Water Quality Metadata Guideline

A new National Industry Guideline for water quality metadata will be considered for endorsement by WaMSTeC at the end of 2015.

The development of this guideline has been led by the QLD Department of Science, Information Technology and Innovation (DSITI) with the support of the Bureau and is based upon work undertaken as part of a Modernisation and Extension fund project in 2009-10 and 2010-11. Extensive industry input and consultation has been a feature of the development and review processes for this guideline. A Technical Reference Group significantly contributed to final review and redrafting of the guideline in 2015 and has recommended it to WaMSTeC for endorsement. Following endorsement, the Bureau will publish the guideline on these webpages.

What will the guideline cover?

The guideline will apply to water quality data collected and being supplied to the Bureau under the Water Regulations 2008 by organisations named in the regulations. It will provide guidance about metadata elements that are meaningful and pragmatic for hydrographical, laboratory and hydrologic practitioners. The guideline will be applicable to both automated continuous water quality monitoring (e.g. using in-situ sensors or probes), tests performed in the field and grab samples sent for laboratory testing. Implementation of the guideline will facilitate consistent collection of water quality metadata, and will improve the interoperability, quality and future usefulness of the water quality data.

Modernisation and Extension Project on water quality metadata

The initial Water Quality Metadata Project was undertaken by the Queensland Department of Science, Information Technology, Innovation and Arts with funding from the Australian Government Modernisation and Extension of Hydrological Monitoring Systems Program administered by the Bureau of Meteorology.

Following a series of consultations (surveys, face to face meetings and workshop) with representation from many water data collectors, managers and users across Australia, the project produced three reports.

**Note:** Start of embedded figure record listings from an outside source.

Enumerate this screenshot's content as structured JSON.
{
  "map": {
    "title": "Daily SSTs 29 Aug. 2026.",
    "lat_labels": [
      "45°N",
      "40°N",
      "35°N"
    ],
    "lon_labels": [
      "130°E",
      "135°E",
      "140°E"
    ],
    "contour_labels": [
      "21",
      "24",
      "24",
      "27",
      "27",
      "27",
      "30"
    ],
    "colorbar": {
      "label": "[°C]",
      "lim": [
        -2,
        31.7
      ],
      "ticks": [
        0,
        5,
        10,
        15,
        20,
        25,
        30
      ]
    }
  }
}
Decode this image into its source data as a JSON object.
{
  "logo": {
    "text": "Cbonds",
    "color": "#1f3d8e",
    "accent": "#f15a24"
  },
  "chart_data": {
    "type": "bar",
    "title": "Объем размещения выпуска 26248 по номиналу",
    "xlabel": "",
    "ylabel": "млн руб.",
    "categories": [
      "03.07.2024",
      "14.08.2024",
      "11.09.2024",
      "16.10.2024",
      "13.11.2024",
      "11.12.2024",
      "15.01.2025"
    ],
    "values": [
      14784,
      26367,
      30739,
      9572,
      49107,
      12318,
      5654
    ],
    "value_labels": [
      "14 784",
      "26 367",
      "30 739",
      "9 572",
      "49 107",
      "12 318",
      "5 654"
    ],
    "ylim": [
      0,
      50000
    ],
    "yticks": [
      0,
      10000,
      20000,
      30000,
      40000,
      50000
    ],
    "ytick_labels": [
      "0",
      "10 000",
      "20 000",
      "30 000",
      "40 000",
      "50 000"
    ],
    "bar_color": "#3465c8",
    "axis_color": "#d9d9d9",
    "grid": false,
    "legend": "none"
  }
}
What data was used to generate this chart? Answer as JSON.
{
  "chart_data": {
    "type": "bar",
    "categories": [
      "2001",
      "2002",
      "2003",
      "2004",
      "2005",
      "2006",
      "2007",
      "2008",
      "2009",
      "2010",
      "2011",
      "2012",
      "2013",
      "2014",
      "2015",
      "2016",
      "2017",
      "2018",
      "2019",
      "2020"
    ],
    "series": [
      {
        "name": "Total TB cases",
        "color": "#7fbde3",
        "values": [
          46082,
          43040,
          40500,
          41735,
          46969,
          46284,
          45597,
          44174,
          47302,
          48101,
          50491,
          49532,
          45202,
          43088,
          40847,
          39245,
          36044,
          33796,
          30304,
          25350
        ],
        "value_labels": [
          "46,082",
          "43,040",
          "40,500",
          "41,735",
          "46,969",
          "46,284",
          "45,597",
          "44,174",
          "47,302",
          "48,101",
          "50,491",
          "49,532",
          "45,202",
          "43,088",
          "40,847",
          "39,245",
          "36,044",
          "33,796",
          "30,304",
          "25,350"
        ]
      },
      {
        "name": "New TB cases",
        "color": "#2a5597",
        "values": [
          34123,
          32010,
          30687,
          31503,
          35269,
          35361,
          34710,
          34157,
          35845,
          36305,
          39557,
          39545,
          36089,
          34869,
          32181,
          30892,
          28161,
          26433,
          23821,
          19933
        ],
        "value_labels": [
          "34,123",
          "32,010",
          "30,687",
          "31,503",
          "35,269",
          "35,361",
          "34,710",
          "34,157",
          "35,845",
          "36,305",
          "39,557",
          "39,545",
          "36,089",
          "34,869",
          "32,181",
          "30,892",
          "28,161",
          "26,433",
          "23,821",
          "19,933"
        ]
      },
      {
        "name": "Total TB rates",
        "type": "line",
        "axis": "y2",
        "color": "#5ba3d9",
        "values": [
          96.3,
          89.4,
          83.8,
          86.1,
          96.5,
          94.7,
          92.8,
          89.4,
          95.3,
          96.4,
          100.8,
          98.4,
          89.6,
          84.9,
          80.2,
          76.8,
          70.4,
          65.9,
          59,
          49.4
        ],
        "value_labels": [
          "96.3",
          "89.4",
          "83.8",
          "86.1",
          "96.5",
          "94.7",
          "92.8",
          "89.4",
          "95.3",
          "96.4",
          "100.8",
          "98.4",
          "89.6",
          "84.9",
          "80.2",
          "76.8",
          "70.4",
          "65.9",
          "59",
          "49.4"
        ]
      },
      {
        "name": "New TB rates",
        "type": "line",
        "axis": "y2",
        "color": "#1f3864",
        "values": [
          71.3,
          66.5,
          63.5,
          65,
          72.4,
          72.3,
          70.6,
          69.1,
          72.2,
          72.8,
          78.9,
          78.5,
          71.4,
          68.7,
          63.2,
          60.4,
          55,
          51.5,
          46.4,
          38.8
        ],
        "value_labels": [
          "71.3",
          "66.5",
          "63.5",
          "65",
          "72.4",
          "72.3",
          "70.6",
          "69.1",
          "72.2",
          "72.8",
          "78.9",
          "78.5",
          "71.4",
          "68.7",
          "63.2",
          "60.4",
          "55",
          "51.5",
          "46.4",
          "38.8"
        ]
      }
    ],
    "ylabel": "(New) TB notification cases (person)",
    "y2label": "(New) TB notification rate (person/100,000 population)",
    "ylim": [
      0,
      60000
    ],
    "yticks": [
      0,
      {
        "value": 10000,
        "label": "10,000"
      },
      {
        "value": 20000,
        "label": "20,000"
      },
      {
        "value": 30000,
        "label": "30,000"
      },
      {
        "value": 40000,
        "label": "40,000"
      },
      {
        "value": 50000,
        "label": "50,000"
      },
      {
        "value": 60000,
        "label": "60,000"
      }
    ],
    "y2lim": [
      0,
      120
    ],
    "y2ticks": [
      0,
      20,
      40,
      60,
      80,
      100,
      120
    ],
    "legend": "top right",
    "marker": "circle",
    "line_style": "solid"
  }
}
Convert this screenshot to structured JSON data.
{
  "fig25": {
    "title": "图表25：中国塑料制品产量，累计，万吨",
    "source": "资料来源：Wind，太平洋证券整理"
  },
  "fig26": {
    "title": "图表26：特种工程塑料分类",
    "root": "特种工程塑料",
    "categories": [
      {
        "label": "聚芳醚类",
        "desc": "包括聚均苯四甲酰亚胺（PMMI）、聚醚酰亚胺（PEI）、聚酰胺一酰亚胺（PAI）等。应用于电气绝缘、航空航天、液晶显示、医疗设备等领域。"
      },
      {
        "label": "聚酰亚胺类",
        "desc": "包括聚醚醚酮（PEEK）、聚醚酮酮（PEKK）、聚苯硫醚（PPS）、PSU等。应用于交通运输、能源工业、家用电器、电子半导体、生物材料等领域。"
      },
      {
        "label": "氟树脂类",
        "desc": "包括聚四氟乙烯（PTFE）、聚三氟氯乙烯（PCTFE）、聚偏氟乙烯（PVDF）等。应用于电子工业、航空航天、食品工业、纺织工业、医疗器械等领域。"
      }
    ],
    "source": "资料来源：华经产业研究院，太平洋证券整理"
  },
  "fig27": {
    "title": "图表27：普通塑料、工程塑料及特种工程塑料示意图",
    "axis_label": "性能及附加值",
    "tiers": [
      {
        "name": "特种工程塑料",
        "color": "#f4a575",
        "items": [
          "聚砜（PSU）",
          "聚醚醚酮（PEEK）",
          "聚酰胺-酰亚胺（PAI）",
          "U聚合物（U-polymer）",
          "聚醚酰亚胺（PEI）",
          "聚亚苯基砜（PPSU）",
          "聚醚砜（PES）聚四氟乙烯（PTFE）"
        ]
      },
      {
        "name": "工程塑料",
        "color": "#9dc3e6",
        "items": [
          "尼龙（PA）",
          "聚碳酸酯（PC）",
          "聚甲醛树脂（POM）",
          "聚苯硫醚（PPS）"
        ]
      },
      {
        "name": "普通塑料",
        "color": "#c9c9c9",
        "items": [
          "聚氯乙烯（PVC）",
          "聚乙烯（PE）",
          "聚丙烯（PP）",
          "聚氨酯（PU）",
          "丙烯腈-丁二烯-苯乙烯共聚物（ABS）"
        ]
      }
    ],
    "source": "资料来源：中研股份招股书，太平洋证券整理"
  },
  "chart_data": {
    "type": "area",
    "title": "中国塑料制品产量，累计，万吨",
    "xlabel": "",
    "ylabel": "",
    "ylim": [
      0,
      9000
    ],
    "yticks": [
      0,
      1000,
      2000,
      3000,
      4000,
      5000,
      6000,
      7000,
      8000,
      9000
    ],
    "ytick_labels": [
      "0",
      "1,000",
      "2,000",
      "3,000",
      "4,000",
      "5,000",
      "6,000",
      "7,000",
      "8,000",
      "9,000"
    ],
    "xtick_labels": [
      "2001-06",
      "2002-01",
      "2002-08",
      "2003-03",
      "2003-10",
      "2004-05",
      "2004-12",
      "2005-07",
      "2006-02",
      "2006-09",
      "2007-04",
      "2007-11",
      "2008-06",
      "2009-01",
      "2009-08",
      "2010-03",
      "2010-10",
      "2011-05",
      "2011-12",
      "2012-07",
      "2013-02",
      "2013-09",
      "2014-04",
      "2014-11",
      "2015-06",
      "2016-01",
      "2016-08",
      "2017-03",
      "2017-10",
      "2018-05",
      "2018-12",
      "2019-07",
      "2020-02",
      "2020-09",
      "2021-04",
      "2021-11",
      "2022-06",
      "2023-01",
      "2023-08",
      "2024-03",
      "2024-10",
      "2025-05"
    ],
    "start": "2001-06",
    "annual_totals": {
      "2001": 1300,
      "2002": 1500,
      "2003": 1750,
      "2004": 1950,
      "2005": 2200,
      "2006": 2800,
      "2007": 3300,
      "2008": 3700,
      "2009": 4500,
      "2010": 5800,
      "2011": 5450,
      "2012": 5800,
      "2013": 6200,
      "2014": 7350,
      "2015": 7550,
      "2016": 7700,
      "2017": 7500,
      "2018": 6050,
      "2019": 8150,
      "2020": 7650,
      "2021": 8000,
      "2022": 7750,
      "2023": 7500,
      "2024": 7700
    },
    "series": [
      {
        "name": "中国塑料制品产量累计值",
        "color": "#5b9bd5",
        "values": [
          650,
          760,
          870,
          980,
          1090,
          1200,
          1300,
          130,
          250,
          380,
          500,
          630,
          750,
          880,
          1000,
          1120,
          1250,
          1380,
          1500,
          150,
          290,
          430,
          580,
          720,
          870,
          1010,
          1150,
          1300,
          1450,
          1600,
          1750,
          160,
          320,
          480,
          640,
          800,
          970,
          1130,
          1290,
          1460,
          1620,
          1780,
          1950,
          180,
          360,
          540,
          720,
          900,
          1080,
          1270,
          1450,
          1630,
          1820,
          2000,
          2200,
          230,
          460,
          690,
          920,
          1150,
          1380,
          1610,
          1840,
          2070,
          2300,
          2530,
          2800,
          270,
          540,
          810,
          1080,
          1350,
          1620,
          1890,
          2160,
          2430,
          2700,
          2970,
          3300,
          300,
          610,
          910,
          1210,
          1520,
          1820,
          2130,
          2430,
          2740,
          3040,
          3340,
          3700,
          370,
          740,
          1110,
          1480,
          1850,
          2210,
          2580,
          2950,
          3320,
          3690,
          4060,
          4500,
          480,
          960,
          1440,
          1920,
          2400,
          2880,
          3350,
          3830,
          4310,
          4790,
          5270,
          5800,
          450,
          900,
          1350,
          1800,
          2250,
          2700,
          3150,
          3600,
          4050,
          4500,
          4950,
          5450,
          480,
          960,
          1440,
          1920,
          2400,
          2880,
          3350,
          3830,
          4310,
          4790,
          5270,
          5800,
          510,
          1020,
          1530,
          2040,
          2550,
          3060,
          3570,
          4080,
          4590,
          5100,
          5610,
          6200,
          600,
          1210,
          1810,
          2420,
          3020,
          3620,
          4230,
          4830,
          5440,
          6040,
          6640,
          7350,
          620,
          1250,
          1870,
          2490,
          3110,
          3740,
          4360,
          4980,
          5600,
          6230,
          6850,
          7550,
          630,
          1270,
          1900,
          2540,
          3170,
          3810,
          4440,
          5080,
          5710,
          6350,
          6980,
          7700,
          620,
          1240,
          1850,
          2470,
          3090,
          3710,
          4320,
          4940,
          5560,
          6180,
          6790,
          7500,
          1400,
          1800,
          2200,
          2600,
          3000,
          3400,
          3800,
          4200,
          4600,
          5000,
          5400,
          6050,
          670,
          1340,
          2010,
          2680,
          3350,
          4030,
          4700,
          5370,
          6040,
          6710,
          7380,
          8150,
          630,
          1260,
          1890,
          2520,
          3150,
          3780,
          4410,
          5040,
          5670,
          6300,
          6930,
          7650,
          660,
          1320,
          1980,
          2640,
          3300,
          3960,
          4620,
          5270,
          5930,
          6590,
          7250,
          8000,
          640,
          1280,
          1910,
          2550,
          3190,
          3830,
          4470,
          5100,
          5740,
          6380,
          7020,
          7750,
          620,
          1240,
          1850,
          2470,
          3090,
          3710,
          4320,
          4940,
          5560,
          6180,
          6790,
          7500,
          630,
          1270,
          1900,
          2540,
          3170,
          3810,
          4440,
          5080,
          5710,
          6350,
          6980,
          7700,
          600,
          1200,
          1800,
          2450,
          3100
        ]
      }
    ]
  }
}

These reports propose a catalogue of protocols for water quality data including proposed water quality metadata:

Report A – Water Quality Metadata Guidelines (1.2MB)

Report B – Implementation Strategies (532KB)

Report C – Project Activity Report (1.3MB)

The Bureau extends its thanks to the project team and all concerned and particularly Rob De Hayr and Gabrielle Van Willigen who led the original project with such gusto.